Ottawa Citizen

Leafs’ luck finally runs out against Flyers

- LANCE HORNBY LHornby@postmedia.ca

This was one night where horseshoes, hand grenades and close games did not count for the Maple Leafs.

In its fifth straight tight encounter, four decided by a goal, Toronto gave up a late winner and fell 4-2 to the Flyers.

Up 2-1 to start the third period, the Leafs got out of step, allowed the Flyers to tie on a fluke shot and, with less than three minutes to play, Sean Couturier took a blind backpass while Nikita Zaitsev was trying to tie up his man and beat Connor Brown to the puck before snapping it over Frederik Andersen. Scott Laughton had an empty netter. The Leafs were out-shot 39-22. It was the first loss without injured leading scorer Auston Matthews, as the Leafs began a threegame trip with a conservati­ve road show and the usual safety valve goaltendin­g from Andersen.

Toronto was on its heels at the Wells Fargo Center for much of the second period until Nazem Kadri drew a Jakub Voracek tripping call.

The Leafs hadn’t been able to stretch their legs on many power plays of late, nine in close to five full games, none off them successful. But a nice drop pass from Mitch Marner to Morgan Rielly was tipped upstairs by James van Riemsdyk.

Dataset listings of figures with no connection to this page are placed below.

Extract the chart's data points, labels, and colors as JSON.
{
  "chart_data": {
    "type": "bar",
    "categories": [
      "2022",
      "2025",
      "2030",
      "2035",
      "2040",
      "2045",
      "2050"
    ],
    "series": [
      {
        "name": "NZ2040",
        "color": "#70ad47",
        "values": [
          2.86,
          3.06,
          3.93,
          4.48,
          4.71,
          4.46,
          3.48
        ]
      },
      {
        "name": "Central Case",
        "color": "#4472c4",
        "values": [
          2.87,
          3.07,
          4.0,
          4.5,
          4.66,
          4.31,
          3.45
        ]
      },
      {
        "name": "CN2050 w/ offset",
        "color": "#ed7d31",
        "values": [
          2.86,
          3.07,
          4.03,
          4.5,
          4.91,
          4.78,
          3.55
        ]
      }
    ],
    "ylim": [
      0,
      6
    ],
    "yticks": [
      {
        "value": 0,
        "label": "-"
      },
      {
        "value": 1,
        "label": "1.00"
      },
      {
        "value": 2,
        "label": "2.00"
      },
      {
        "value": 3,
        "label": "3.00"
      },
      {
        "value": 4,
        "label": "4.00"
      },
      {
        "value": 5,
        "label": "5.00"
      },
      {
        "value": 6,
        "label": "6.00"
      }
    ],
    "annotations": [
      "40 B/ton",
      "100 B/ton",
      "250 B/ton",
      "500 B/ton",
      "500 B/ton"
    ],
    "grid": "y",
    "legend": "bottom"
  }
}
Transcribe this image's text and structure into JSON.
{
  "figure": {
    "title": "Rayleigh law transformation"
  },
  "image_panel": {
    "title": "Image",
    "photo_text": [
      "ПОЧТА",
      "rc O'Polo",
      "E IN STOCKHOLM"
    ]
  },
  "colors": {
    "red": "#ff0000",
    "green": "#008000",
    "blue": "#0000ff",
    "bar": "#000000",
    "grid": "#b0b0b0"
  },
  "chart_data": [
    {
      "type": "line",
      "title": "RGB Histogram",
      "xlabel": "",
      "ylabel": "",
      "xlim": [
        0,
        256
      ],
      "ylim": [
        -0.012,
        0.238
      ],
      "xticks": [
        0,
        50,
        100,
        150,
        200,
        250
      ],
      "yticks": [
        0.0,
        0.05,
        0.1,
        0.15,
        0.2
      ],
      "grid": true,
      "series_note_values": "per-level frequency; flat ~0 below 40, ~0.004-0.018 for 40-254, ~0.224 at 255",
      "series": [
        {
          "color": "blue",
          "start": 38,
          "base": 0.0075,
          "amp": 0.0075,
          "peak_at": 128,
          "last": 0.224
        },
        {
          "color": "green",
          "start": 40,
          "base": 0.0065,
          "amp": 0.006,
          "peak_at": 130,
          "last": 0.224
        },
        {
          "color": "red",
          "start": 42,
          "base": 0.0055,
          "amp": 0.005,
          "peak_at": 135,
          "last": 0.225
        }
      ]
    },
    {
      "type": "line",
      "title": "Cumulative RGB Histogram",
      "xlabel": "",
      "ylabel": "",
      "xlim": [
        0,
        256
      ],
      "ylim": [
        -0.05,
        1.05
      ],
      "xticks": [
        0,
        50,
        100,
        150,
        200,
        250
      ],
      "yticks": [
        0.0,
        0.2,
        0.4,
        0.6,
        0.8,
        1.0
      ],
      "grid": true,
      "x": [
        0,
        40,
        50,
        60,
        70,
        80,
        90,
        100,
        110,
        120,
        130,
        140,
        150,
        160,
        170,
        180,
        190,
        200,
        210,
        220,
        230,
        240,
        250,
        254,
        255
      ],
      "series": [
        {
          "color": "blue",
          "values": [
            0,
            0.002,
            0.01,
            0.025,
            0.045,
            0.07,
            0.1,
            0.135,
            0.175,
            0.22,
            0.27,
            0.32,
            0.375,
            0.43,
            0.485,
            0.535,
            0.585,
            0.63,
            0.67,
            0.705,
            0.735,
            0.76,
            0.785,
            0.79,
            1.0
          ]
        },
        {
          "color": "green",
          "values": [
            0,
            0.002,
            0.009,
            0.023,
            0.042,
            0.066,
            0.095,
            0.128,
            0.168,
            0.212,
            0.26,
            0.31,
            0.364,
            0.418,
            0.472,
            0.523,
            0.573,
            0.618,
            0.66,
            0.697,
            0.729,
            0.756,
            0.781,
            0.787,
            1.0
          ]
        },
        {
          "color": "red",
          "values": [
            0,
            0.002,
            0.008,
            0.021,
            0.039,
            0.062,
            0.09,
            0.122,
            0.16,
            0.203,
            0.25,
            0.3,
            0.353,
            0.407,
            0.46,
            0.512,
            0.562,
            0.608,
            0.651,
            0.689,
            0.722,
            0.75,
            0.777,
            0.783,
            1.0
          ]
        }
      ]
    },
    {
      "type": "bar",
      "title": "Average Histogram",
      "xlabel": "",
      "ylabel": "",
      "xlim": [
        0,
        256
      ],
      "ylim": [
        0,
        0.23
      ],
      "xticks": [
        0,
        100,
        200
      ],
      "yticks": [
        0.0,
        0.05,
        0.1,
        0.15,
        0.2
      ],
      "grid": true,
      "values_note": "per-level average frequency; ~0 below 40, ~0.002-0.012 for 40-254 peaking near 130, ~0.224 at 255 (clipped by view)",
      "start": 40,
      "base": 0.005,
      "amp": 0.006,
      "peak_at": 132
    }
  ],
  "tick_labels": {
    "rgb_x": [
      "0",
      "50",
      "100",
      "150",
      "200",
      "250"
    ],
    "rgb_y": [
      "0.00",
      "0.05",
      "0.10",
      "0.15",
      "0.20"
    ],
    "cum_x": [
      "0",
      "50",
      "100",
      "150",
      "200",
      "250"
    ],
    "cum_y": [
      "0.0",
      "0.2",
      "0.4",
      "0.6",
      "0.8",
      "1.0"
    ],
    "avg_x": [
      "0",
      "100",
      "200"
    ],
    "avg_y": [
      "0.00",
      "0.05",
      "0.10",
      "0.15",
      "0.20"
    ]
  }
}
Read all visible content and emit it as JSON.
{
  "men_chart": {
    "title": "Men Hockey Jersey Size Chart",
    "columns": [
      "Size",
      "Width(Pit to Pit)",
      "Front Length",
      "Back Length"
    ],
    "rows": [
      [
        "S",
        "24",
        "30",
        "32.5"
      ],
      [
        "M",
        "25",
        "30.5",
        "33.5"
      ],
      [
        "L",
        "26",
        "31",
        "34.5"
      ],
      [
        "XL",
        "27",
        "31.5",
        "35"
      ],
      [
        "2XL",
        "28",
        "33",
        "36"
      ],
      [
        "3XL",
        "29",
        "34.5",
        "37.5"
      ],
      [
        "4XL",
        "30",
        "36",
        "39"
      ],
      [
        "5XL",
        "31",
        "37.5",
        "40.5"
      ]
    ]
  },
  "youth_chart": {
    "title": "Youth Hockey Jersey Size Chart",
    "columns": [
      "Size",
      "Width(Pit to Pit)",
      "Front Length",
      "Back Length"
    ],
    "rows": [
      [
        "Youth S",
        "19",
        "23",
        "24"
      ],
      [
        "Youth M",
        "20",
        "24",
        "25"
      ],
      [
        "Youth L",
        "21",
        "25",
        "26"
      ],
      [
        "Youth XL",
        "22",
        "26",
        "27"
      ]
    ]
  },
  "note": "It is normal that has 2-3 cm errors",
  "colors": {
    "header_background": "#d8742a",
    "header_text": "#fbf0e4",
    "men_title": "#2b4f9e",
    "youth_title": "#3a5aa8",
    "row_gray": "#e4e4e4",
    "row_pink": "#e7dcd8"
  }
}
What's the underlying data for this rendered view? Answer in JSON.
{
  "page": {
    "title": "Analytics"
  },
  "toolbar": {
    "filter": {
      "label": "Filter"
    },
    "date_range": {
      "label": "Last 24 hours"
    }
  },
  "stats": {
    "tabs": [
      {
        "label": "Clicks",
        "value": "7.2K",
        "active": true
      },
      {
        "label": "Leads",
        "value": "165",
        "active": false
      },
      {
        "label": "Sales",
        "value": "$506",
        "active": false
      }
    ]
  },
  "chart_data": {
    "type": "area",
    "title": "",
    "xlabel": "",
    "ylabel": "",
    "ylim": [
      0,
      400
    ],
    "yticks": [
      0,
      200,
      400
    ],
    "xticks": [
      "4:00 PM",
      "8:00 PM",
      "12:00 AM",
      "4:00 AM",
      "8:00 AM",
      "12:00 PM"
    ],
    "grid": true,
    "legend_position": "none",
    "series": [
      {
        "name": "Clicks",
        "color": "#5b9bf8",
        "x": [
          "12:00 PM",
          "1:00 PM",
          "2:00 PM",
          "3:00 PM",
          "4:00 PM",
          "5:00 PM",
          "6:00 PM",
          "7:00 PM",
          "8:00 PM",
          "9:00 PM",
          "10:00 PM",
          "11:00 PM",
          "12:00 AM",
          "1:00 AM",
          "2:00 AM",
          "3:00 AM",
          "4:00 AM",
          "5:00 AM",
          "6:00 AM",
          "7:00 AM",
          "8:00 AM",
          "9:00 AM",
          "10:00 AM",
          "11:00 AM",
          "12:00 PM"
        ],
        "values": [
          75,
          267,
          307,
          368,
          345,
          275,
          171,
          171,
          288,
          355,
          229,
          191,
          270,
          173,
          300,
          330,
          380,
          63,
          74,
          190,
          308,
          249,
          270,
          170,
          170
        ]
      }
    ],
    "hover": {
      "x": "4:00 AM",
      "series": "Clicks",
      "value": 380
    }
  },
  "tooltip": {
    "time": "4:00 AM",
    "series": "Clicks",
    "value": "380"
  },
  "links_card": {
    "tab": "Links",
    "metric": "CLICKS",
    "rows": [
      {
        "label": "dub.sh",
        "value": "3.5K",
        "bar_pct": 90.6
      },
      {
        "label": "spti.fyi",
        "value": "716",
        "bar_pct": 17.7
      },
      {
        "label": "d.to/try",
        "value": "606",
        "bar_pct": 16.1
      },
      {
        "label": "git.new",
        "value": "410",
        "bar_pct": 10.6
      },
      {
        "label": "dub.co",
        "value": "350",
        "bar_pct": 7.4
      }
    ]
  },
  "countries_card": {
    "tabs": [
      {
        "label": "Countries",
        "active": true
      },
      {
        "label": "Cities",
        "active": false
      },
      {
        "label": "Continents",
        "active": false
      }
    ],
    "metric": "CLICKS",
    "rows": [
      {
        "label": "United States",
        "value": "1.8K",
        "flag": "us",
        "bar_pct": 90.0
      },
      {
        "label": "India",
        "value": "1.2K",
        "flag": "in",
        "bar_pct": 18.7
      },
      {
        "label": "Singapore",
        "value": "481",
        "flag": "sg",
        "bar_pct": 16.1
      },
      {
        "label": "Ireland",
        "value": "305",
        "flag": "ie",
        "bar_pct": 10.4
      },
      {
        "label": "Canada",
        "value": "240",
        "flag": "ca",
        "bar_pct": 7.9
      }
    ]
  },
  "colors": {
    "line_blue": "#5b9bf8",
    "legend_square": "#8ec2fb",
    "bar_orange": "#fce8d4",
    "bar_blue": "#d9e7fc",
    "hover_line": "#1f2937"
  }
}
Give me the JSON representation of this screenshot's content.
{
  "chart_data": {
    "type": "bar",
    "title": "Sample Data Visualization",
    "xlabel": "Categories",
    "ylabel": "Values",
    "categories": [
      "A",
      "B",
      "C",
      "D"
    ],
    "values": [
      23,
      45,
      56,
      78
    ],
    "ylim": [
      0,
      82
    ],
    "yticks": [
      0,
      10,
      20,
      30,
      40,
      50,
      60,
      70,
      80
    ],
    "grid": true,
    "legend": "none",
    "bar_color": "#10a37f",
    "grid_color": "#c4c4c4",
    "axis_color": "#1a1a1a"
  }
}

The 40th power play goal by the big winger since the Flyers traded him for defenceman Luke Schenn in 2012 was another reason to get the local fans grumbling about the Flyers sharing the Metropolit­an Division basement with Carolina when the evening began. But the Leafs got too nonchalant, with Andersen trying for a home run pass that hit Travis Konecny in front, the same player who helped Taylor Leier get away a shot that pinballed off Dominic Moore’s stick and Roman Polak’s back and in to make it 2-2.

After it took the Flyers five minutes of first-period play to get their first shot on goal and the Leafs forecheck nearly paid off a couple of times, the teams scored 27 seconds apart.

Zach Hyman, taking a draw for Patrick Marleau, who in turn was replacing Matthews at centre on the line, cleanly lost it to Couturier in the Leafs’ zone, but no one moved to cover Claude Giroux. He stepped into his 18th goal past a stunned Andersen, leaving head coach Mike Babcock steaming at either the blown coverage or how the linesman conducted the faceoff.

Babcock sent the same line back and they converted, a 2-on-1 Marleau wrister that handcuffed Brian Elliott. For the 38-year-old Marleau it was his 1,100th point, making him the 60th NHLer to get that many, on a night he also passed Leafs president Brendan Shanahan for 16th in career NHL games at 1,525.

Radko Gudas was back for the Flyers, having served a 10game slashing suspension that cost the defenceman more than US$400,000.

The Leafs travel to play Minnesota and Detroit back-to-back on Thursday and Friday.